25. A method of producing the PAC/PBAE delivery particle of claim 1, comprising:

providing a first aqueous solution comprising an emulsifier and water;

providing a second oil phase comprising the core material and at least one oil-soluble or oil-dispersible thermal radical initiator at an elevated temperature for a period of time sufficient to form free radicals;

providing a third oil phase comprising a preformed PBAE polymer comprising free acrylate moieties, the preformed PBAE polymer comprising a reaction product of an amine-ene addition reaction between a multifunctional amine and a multifunctional acrylate;

26. The PAC/PBAE delivery particle of claim 1, wherein the delivery particle comprises a core and a shell encapsulating the core, wherein the core comprises a benefit agent and optionally a partitioning modifier; the shell is an adjoining covalently linked structure comprising a hybrid PAC/PBAE, wherein the PAC/PBAE polymer is formed via an amine alkene addition by a nitrogen/carbon bond and via radical polymerization by a carbon-carbon bond, and the PAC/PBAE weight ratio is about 5:95 to about 0:80 based on total shell weight.
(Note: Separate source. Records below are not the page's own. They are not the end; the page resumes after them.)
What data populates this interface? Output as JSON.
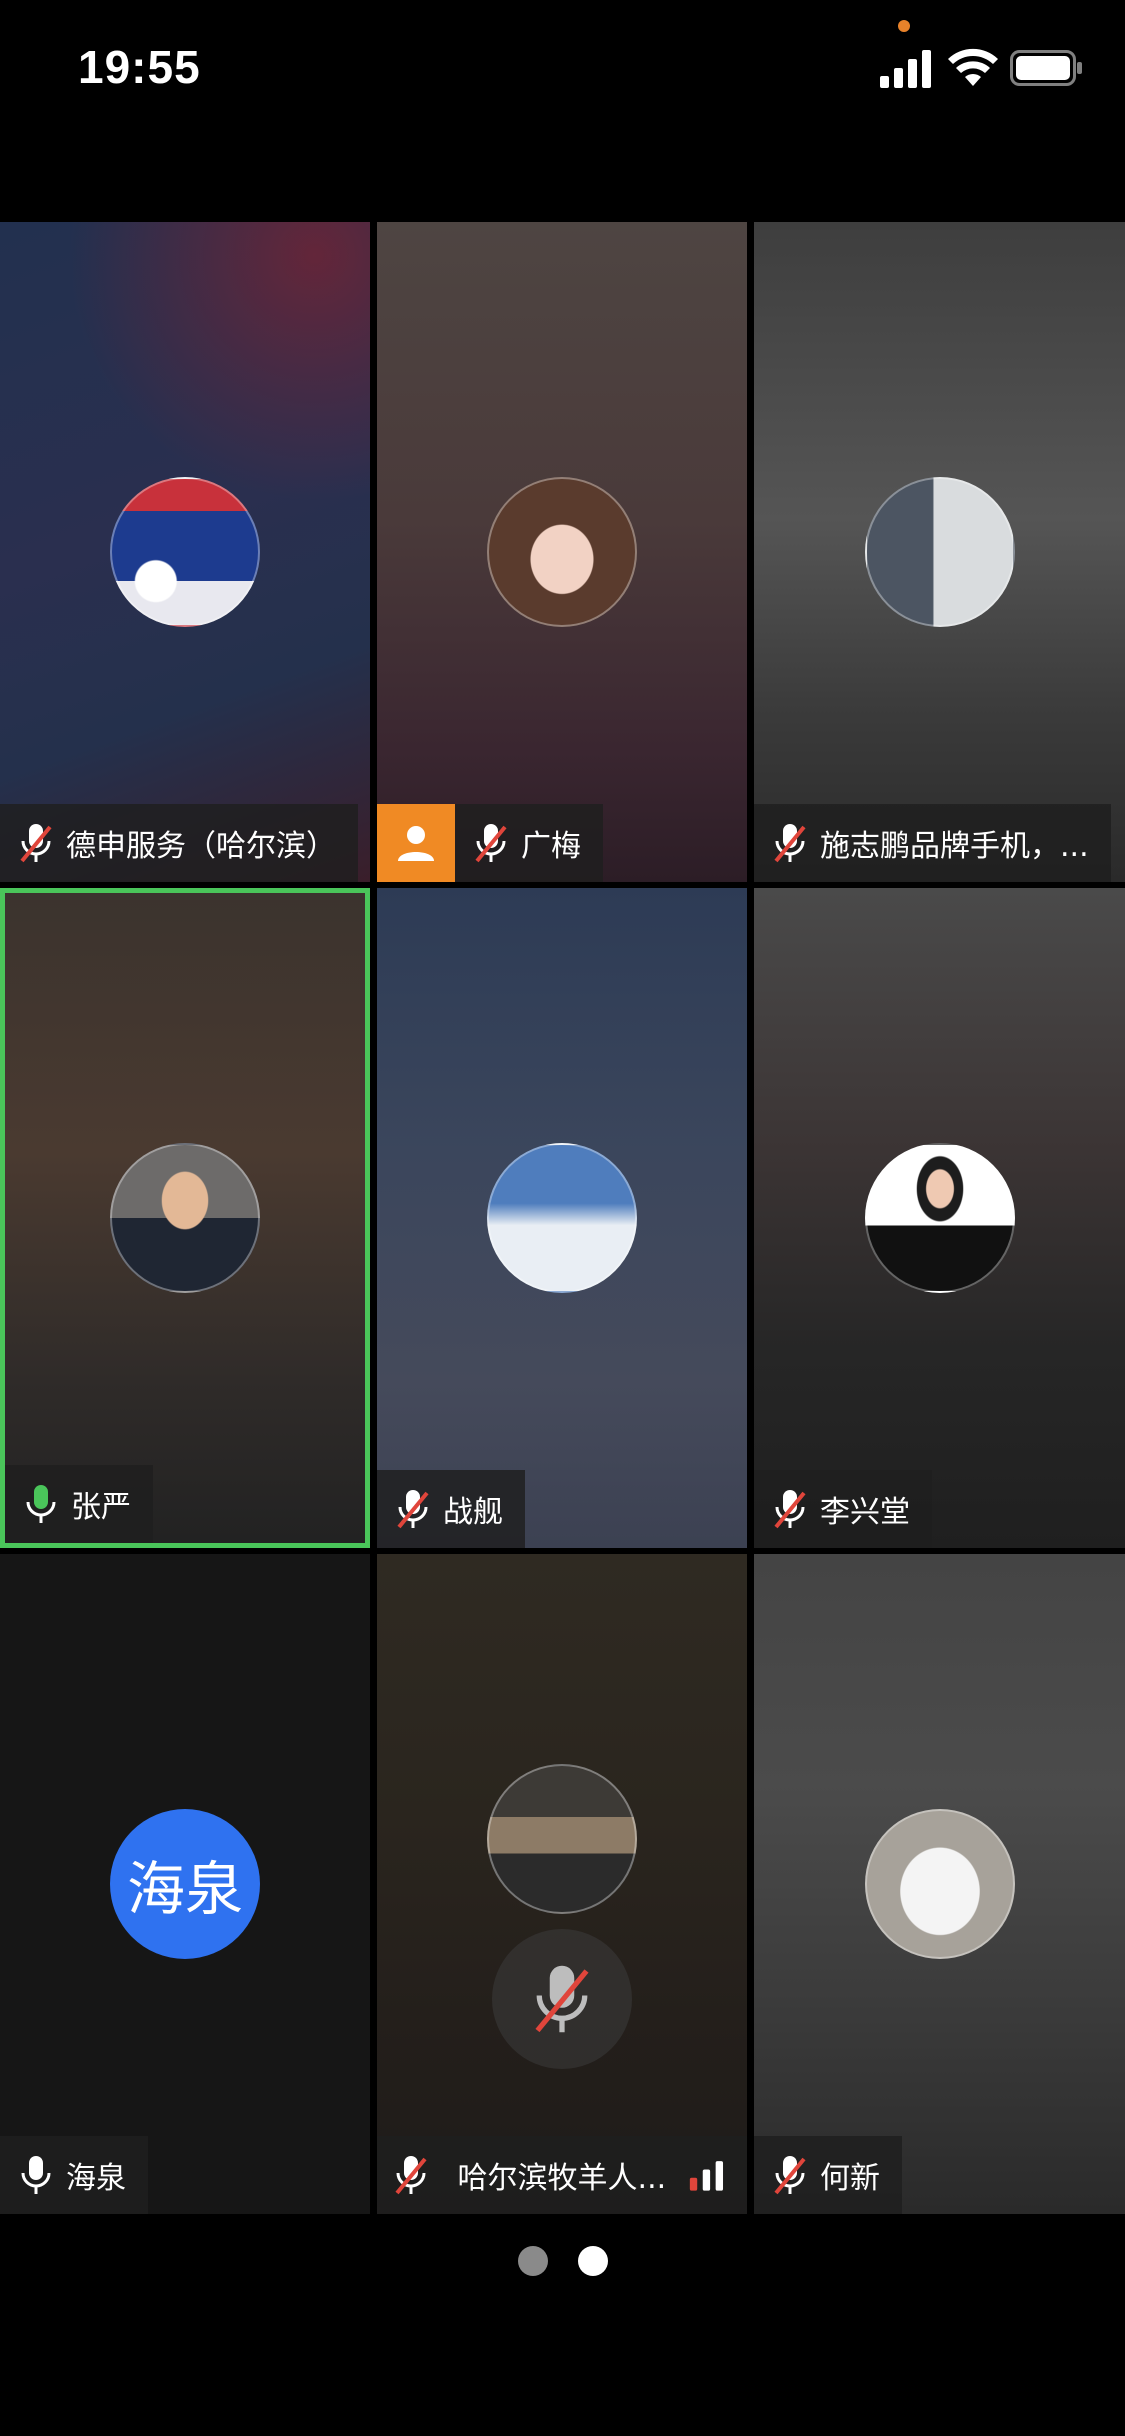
{
  "status_bar": {
    "time": "19:55"
  },
  "participants": [
    {
      "name": "德申服务（哈尔滨）",
      "muted": true
    },
    {
      "name": "广梅",
      "muted": true,
      "camera_off_badge": true
    },
    {
      "name": "施志鹏品牌手机，...",
      "muted": true
    },
    {
      "name": "张严",
      "muted": false,
      "speaking": true
    },
    {
      "name": "战舰",
      "muted": true
    },
    {
      "name": "李兴堂",
      "muted": true
    },
    {
      "name": "海泉",
      "muted": false,
      "avatar_text": "海泉"
    },
    {
      "name": "哈尔滨牧羊人...",
      "muted": true,
      "network_indicator": true
    },
    {
      "name": "何新",
      "muted": true
    }
  ],
  "pager": {
    "pages": 2,
    "current": 2
  },
  "colors": {
    "active_border": "#4ac55a",
    "camera_badge": "#f08a24",
    "letter_avatar": "#2f72f0"
  }
}
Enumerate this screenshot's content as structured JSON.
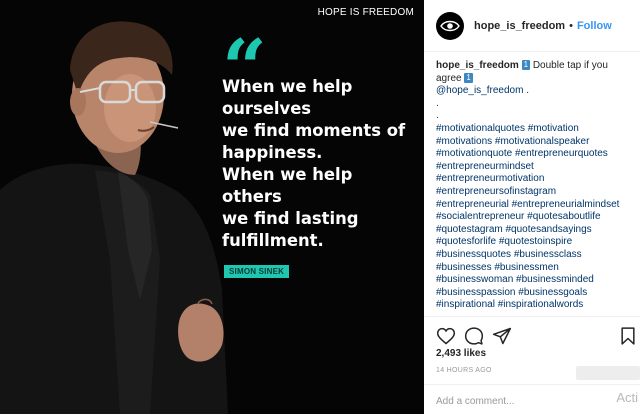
{
  "post_image": {
    "brand": "HOPE IS FREEDOM",
    "quote_mark": "“",
    "quote_lines": [
      "When we help",
      "ourselves",
      "we find moments of",
      "happiness.",
      "When we help",
      "others",
      "we find lasting",
      "fulfillment."
    ],
    "author": "SIMON SINEK",
    "accent_color": "#1ec8b0"
  },
  "header": {
    "username": "hope_is_freedom",
    "separator": "•",
    "follow_label": "Follow"
  },
  "caption": {
    "username": "hope_is_freedom",
    "emoji_1": "1",
    "text_1": "Double tap if you",
    "text_2": "agree",
    "emoji_2": "1",
    "mention": "@hope_is_freedom",
    "mention_suffix": " .",
    "dot": ".",
    "hashtag_lines": [
      "#motivationalquotes #motivation",
      "#motivations #motivationalspeaker",
      "#motivationquote #entrepreneurquotes",
      "#entrepreneurmindset",
      "#entrepreneurmotivation",
      "#entrepreneursofinstagram",
      "#entrepreneurial #entrepreneurialmindset",
      "#socialentrepreneur #quotesaboutlife",
      "#quotestagram #quotesandsayings",
      "#quotesforlife #quotestoinspire",
      "#businessquotes #businessclass",
      "#businesses #businessmen",
      "#businesswoman #businessminded",
      "#businesspassion #businessgoals",
      "#inspirational #inspirationalwords"
    ]
  },
  "actions": {
    "icons": [
      "heart-icon",
      "comment-icon",
      "share-icon",
      "bookmark-icon"
    ]
  },
  "likes": "2,493 likes",
  "timestamp": "14 HOURS AGO",
  "comment": {
    "placeholder": "Add a comment..."
  },
  "watermark": "Acti",
  "colors": {
    "link_blue": "#3897f0",
    "hashtag": "#003569",
    "text": "#262626",
    "muted": "#999999",
    "emoji_bg": "#3b88c3"
  }
}
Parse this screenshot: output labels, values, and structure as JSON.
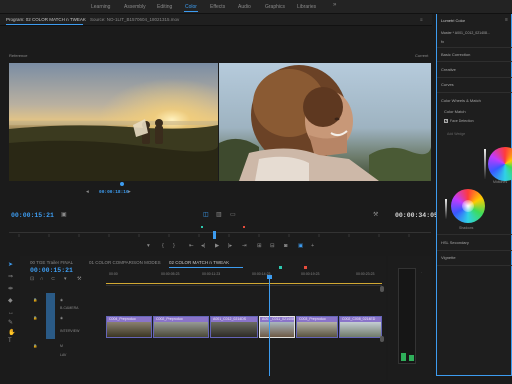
{
  "workspaces": {
    "tabs": [
      "Learning",
      "Assembly",
      "Editing",
      "Color",
      "Effects",
      "Audio",
      "Graphics",
      "Libraries"
    ],
    "active": "Color",
    "more": "»"
  },
  "monitor": {
    "program_tab": "Program: 02 COLOR MATCH n TWEAK",
    "source_tab": "Source: NO-1LIT_B1570604_18021315.mov",
    "menu_glyph": "≡",
    "ref_label": "Reference",
    "cur_label": "Current",
    "ref_timecode": "00:00:18:10",
    "current_timecode": "00:00:15:21",
    "duration_timecode": "00:00:34:05"
  },
  "lumetri": {
    "title": "Lumetri Color",
    "master": "Master * A001_C012_021408...",
    "fx": "fx",
    "sections": [
      "Basic Correction",
      "Creative",
      "Curves",
      "Color Wheels & Match",
      "HSL Secondary",
      "Vignette"
    ],
    "color_match": "Color Match",
    "face_detection": "Face Detection",
    "face_detection_checked": true,
    "add_wedge": "Add Wedge",
    "midtones": "Midtones",
    "shadows": "Shadows"
  },
  "timeline": {
    "tabs": [
      "00 TGE Trailer FINAL",
      "01 COLOR COMPARISON MODES",
      "02 COLOR MATCH n TWEAK"
    ],
    "active": "02 COLOR MATCH n TWEAK",
    "timecode": "00:00:15:21",
    "ruler": [
      "00:00",
      "00:00:05:23",
      "00:00:11:23",
      "00:00:14:23",
      "00:00:19:23",
      "00:00:23:23"
    ],
    "tracks": [
      "V3",
      "V2",
      "V1",
      "A1"
    ],
    "track_names": [
      "B-CAMERA",
      "INTERVIEW",
      "LAV"
    ],
    "clips": [
      {
        "label": "C004_Preproduo",
        "tone": "dusk"
      },
      {
        "label": "C002_Preproduo",
        "tone": "dusk"
      },
      {
        "label": "A001_C012_0214DS",
        "tone": "face"
      },
      {
        "label": "A001_C011_021408",
        "tone": "face"
      },
      {
        "label": "C003_Preproduo",
        "tone": "dusk"
      },
      {
        "label": "C002_C008_0214ED",
        "tone": "sky"
      }
    ]
  },
  "colors": {
    "accent": "#3d9cf0",
    "clip": "#4a4a8f",
    "clip_header": "#8a74c9",
    "playhead": "#3d9cf0"
  }
}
27. An article incorporating the microcapsule of claim 1.

28. The article of manufacture of claim 27, wherein the article of manufacture is selected from the group consisting of an agricultural formulation, a slurry encapsulating an agriculturally active ingredient, a population of dry microcapsules encapsulating an agriculturally active ingredient, an agricultural formulation encapsulating an insecticide, and an agricultural formulation for delivering a pre-emergent herbicide.

29. The article of manufacture of claim 27, wherein the agriculturally active ingredient is selected from the group consisting of agricultural herbicides, agricultural pheromones, agricultural pesticides, agricultural nutrients, insect control agents and plant irritants.